Depression and The Continued Fight Against the Stigma

Posted on June 18, 2012


Writer Erica Kennedy

In the wake of learning about fellow writer Erica Kennedy’s death, I struggled in finding some voice about it or even I should voice anything at all. I didn’t know Kennedy and I must say I do feel a sense of sadness that I didn’t get to know her as it is being known she connected a collage of women of color writers that seems to have a wonderful network. I didn’t follow her on the social media highway, but every now and then someone would re-tweet a witty comment or two from Kennedy. I know of Kennedy’s work from her books Bling and Feminista. That’s it. Yet, I can’t help but feel that she and I may have had similar struggles with depression.

Though no official cause of death has been reported as yet, folks close to her have acknowledged that Kennedy struggled with depression and are hinting that this may be a contributing factor. In past online journals I’ve spoken on my own struggles. I chronicled the events that led me to seek help from a therapist. Some entries were private, but a majority of them were very open, but written under a different pseudonym. I was still uncomfortable about what those that know me would actually say should they have found my online journal. I was doing this at a very unpopular time.

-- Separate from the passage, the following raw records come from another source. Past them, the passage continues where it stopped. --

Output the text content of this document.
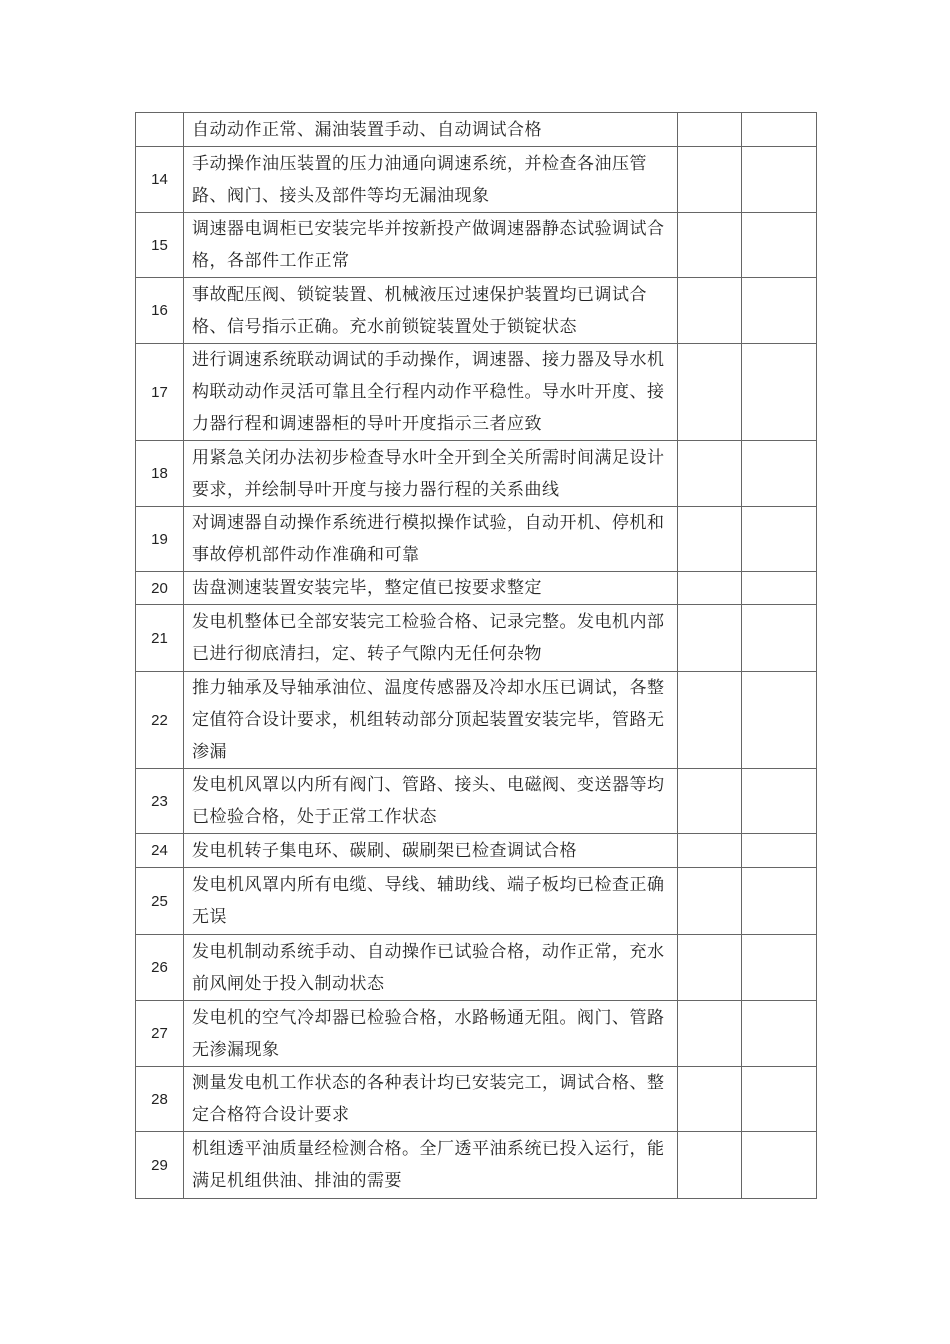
	自动动作正常、漏油装置手动、自动调试合格		
14	手动操作油压装置的压力油通向调速系统，并检查各油压管路、阀门、接头及部件等均无漏油现象		
15	调速器电调柜已安装完毕并按新投产做调速器静态试验调试合格，各部件工作正常		
16	事故配压阀、锁锭装置、机械液压过速保护装置均已调试合格、信号指示正确。充水前锁锭装置处于锁锭状态		
17	进行调速系统联动调试的手动操作，调速器、接力器及导水机构联动动作灵活可靠且全行程内动作平稳性。导水叶开度、接力器行程和调速器柜的导叶开度指示三者应致		
18	用紧急关闭办法初步检查导水叶全开到全关所需时间满足设计要求，并绘制导叶开度与接力器行程的关系曲线		
19	对调速器自动操作系统进行模拟操作试验，自动开机、停机和事故停机部件动作准确和可靠		
20	齿盘测速装置安装完毕，整定值已按要求整定		
21	发电机整体已全部安装完工检验合格、记录完整。发电机内部已进行彻底清扫，定、转子气隙内无任何杂物		
22	推力轴承及导轴承油位、温度传感器及冷却水压已调试，各整定值符合设计要求，机组转动部分顶起装置安装完毕，管路无渗漏		
23	发电机风罩以内所有阀门、管路、接头、电磁阀、变送器等均已检验合格，处于正常工作状态		
24	发电机转子集电环、碳刷、碳刷架已检查调试合格		
25	发电机风罩内所有电缆、导线、辅助线、端子板均已检查正确无误		
26	发电机制动系统手动、自动操作已试验合格，动作正常，充水前风闸处于投入制动状态		
27	发电机的空气冷却器已检验合格，水路畅通无阻。阀门、管路无渗漏现象		
28	测量发电机工作状态的各种表计均已安装完工，调试合格、整定合格符合设计要求		
29	机组透平油质量经检测合格。全厂透平油系统已投入运行，能满足机组供油、排油的需要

In this space I don’t talk about it much as I focus on where my journalism and creative writing journey is taking me. Yet, my post Life After Therapy, does give some insight on how I’ve been handling depression since I last saw my therapist nearly seven years ago. Though my therapist deemed me “healthy,” there are still triggers; events or situations that can “trigger” a depressive mood. As I often muse, my freelance lifestyle is stressful at best, because I’m constantly on the hunt for income until I land something stable.

One of the reflections I read on Kennedy is by journalist Denene Millner on her blog site My Brown Baby. Just like the rest of us with Kennedy on our radar, she expressed shock at the sudden lost. While Millner acknowledged that she can not comprehend Kennedy’s issue with depression, she can certainly sympathize with the pressures, creative struggles and the fight to maintain one’s voice and integrity as a black female writer in an industry that still under represents and often undermines us; with depression in the mix this is a potential dangerous combination.

“Erica was ridiculously gifted; her deftness with the written word is legendary, as is her beautiful mind. Her turns of phrase, her style, her fresh perspective—each of these things demanded time and thought and consideration from readers because they challenged and questioned and made us stretch and dig deep to the meat.

This is not an easy proposition. The majority of that work is done inside of your head, and that creative heavy lifting requires a certain amount of solitude and struggle—struggle to be respected, to find work, to be able to sustain yourself with a craft that, especially if you’re a black female writer, requires much, pays pennies and gains you little respect in an industry that continues to be dominated by people who do not look like us. Suppression of that creativity sears. Add mental illness to the mix and the combination can have devastating effects.” – Denene Millner

Millner’s words could not ring any more true for me at this moment. I thank her for expressing all that I’ve been feeling as of late. Essence writer Vanessa K. Bush posted a plea – from one sister to others, from one woman to another – to drop our superwoman armor and seek help from a therapist if need be. Bush also feels that perhaps there are those wanting help but too afraid from any backlash. In her Essence Magazine post – Erica Kennedy: What Her Passing Teaches Us - Bush writes:

“My plea to anyone who is hurting like this: don’t let someone else’s snap judgments prevent you from getting the help you need to get over this hurdle. You are too important to this world. God put each one of us here for a purpose. Your light is precious. And important.” – Vanessa K. Bush

I don’t consider myself a mental health awareness advocate, but one of my goals in my writing journey is to bring to light stories, the faces behind them and awareness to issues that hinder adequate help and funding for resources. My first and main focus has been zeroed in on the Def Poetry Jam veteran Bassey Ikpi, who knew Kennedy on a personal level and whose personal story I dove into as she has shared it on social media, through poetry and blogging. I’ve met(in person) and spoken to her (via email) a few times expressing interest in bringing her story to a national platform. Sadly I’ve been hitting brick walls, but I haven’t given up. There’s an outlet for her story, as well as others – like Kennedy and mine –  to tell somewhere.

I do feel this is part of my mission in life (per se’). Based on my own struggles, listening and reading about other black women who have depression, I’ve always felt this need to bring this to light. I’m glad that some black women, such as myself, Ikpi and countless others are willing to shed layers to show that there is no shame in dealing with the mental health issues . It’s okay to see a therapist. It’s okay to breakdown before trying to collect yourself and resuming life.

If anything Erica Kennedy has taught me, is the importance for a healthy balanced life…mentally. We’ve got to want it like air.